Sidi-Bémol, un Cheikh tonitruant, du gourbi-rock énergisant !
C’est devenu un rendez-vous immanquable, quasiment bimestriel, pour les fans de Sidi Bémol. Un concert de plus de deux heures au studio de l’Ermitage, Paris, XXe, pendant lequel notre Cheikh occupe la scène en véritable Phénix du gourbi-rock, ce style qu’il a lui-même créé, histoire de ne pas trop se prendre au sérieux, dans ce monde gangréné par une bienséance trop souvent enveloppée de perfidie, à vous faire désespérer de la nature humaine.

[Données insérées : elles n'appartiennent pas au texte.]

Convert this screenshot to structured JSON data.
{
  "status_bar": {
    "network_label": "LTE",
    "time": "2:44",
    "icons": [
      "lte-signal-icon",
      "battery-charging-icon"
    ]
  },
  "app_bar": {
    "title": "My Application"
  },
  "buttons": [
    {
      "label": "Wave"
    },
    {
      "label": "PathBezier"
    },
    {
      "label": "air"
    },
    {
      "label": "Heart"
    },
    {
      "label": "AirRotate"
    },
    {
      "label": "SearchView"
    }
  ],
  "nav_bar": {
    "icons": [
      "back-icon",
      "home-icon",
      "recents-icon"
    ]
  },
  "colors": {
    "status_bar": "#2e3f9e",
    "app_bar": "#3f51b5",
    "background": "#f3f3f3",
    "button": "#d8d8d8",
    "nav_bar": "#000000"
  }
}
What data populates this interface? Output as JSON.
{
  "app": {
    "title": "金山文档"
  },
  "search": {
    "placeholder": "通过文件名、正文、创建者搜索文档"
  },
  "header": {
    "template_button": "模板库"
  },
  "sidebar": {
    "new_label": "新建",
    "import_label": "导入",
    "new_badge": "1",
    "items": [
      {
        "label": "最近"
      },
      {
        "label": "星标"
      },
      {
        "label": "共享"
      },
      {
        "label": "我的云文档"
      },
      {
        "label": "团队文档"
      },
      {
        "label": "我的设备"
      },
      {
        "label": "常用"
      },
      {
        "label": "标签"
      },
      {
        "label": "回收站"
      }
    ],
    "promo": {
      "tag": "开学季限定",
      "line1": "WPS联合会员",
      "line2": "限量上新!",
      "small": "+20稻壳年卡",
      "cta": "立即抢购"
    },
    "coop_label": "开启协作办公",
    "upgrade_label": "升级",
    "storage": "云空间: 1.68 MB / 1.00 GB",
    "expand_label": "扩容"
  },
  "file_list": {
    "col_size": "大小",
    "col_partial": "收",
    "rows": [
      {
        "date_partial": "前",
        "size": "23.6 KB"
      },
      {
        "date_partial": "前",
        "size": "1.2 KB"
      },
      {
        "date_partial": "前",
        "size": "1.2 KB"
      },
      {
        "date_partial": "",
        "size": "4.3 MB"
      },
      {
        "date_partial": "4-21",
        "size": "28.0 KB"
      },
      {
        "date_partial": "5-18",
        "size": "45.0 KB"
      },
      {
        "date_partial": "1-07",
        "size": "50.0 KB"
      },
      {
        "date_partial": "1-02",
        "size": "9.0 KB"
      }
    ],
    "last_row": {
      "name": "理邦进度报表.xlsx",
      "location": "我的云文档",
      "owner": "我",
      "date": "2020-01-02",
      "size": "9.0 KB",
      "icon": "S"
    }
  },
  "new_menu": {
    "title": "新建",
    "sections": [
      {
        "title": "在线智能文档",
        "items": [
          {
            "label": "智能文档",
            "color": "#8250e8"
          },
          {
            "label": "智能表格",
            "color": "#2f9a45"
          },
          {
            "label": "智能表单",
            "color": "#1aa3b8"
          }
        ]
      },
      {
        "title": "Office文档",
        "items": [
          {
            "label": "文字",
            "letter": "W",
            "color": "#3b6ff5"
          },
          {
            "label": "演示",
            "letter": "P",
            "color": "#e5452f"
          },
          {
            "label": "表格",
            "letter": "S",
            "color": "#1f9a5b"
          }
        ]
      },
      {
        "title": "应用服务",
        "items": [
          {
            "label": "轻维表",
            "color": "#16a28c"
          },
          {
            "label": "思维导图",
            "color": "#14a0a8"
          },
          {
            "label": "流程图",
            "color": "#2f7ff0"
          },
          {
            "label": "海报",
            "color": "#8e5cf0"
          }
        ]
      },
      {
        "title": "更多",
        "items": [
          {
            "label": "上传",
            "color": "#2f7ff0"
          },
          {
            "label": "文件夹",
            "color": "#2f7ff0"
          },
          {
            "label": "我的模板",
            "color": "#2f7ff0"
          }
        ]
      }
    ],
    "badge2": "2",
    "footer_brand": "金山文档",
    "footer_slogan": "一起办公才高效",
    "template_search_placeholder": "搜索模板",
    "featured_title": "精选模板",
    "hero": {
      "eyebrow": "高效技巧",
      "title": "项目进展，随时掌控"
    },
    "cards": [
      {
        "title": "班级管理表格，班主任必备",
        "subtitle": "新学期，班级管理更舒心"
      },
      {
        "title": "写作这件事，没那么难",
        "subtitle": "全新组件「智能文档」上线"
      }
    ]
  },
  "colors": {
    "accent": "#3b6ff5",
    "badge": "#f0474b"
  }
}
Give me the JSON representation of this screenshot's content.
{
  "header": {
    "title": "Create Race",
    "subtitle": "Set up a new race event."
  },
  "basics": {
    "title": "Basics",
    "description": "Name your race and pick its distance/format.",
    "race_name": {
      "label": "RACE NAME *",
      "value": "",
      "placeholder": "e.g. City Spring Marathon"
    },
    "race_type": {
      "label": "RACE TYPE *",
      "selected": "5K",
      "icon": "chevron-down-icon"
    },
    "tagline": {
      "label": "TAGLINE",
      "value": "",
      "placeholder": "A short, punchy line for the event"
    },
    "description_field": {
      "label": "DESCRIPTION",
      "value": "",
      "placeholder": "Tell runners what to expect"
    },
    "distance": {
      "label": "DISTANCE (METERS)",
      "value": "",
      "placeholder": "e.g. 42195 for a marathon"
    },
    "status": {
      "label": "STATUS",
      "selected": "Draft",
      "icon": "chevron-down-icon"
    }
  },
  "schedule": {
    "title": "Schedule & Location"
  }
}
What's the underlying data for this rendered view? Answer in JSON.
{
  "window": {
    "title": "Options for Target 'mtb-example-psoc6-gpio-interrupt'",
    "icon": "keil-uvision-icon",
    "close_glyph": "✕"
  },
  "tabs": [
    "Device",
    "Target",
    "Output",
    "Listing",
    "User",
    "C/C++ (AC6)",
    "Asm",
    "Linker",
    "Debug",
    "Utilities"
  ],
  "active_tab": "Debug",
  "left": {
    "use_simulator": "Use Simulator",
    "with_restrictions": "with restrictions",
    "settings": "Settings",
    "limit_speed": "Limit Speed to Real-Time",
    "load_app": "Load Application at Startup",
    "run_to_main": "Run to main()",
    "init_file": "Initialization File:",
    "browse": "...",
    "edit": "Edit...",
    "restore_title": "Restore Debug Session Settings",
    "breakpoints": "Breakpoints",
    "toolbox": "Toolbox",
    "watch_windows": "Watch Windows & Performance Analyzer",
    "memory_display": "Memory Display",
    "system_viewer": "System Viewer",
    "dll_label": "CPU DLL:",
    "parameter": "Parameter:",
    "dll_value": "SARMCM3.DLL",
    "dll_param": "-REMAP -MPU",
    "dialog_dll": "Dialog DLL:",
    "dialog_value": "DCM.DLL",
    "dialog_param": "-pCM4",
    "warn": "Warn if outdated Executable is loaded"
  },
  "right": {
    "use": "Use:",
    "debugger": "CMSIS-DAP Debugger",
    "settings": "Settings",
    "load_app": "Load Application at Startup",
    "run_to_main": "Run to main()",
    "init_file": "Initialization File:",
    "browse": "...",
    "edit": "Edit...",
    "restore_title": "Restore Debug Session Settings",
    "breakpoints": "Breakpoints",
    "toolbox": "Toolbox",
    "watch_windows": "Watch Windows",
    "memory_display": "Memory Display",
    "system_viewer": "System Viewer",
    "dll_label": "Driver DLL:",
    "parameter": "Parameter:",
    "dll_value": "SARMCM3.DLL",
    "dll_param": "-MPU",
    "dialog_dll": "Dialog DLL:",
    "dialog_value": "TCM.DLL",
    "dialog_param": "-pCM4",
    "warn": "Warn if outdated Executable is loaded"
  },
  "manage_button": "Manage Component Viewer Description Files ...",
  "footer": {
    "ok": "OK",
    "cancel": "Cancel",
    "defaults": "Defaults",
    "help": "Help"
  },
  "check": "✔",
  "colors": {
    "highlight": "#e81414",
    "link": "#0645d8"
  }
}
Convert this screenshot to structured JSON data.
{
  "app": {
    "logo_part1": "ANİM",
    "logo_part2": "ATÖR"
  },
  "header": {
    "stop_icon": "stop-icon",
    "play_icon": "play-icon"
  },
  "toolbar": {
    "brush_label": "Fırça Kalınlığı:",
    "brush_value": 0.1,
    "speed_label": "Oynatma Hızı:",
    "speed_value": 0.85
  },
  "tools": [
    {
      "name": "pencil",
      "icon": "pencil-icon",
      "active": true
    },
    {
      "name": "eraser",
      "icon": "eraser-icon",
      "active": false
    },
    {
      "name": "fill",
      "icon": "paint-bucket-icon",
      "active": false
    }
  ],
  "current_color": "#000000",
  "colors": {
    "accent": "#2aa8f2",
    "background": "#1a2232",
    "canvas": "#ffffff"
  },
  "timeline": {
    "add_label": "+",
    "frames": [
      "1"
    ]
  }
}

Hocine Boukella en a connu des vertes et des pas mûres avant d’atteindre cette stature d’incontournable gourbi-rocker, aux messages percutants et savoureux. Les textes de ses chansons résument le drame de notre pays en enchainements de rimes, à la fois cocasses et justes: "Krit ou djeb’t diplôme, gouli wach f’hemt el’youm ?" ; "Ma yeslah eddouctour, ma yenfa3 scientifique, l’bled temchi b’trafic!" ; "Ouïn rahat lebled, lebled etchina ?"; "Awi’thed un coup, awi’thed sine, m….iwidh irouhen, gher-alguira aken adh'em’thene!"; Sont là quelques allégories éparses, reproduites d’un répertoire riche et varié. Répertoire dans lequel moult litanies sont exprimées sous forme de dérisions incroyablement ajustées pour délivrer un message franc et direct, à la mesure de la sagesse d’un Cheikh, doublée de l’espièglerie d’un humoriste. À cet égard, l’Hocine réussit l’exploit de faire éloigner ses messages d’une intellection trop sérieuse et du premier degré qu’elle sous-tend, comme pour mieux repousser le seuil de tolérance à la bêtise humaine, bien au-delà des limites supportables pour un être humain normalement constitué.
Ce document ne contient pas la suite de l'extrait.